Is "gouging" the right word? Residential consumers in TX pay half what those in CA do. And the massive price spikes generally only apply to wholesale buyers. I don't think most residential users even have the option of a variable-rate plan.

Comment Re:At some point (Score 1) 53

That was kind of the pattern that offshoring software took. It did initially save money, but the quality of the software was so bad that in the longer run it would have been cheaper to at least have part of it in-house.

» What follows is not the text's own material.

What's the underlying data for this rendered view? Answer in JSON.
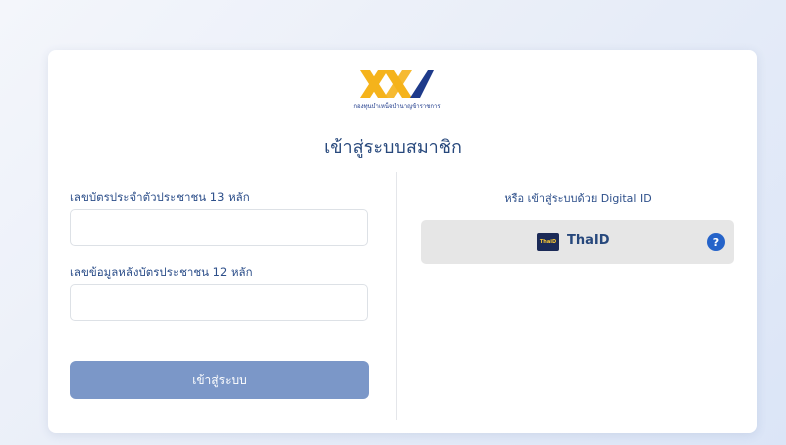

I'm not saying outsourcing centers are inherently bad at coding, only that first, they don't have the necessary domain knowledge such that they don't find ways better align it with the domain; second, there's no incentive to make it long-term-friendly because they are paid to fix their own messes, whereas an in-house team mostly just gets a bigger workload and late nights if they make a mess. And third, hierarchical cultures are afraid to make helpful suggestions.

Penny-wise, pound foolish.

Comment Learn from music biz (Score 1) 87

They've had similar-song-matching and similar-style-preferences-matching algorithms for music for a few decades already. Can't video borrow such concepts from the music industry?

Or do intellectual-property issues screw that all up? Music has generally agreed to standardized compensation rules allowing almost any station/stream to play any song as long as compensation rules are followed. Video should get their act together and do the same. Stop thinking local and petty.

Comment Re:The real problem is college prices (Score 0) 209

Maybe the "lifestyle" aspect is a selling point for rich foreign families. If they wanted bargains they'd go to a middle-America State U. (Many do.)

Goddam xenophobic Orange Shit is ruining & embarrassing America. They very rarely eat cats, you putrid Tribble-haired hemorrhoid! STFU!

Thank You for letting me vent. I feel 15% better now.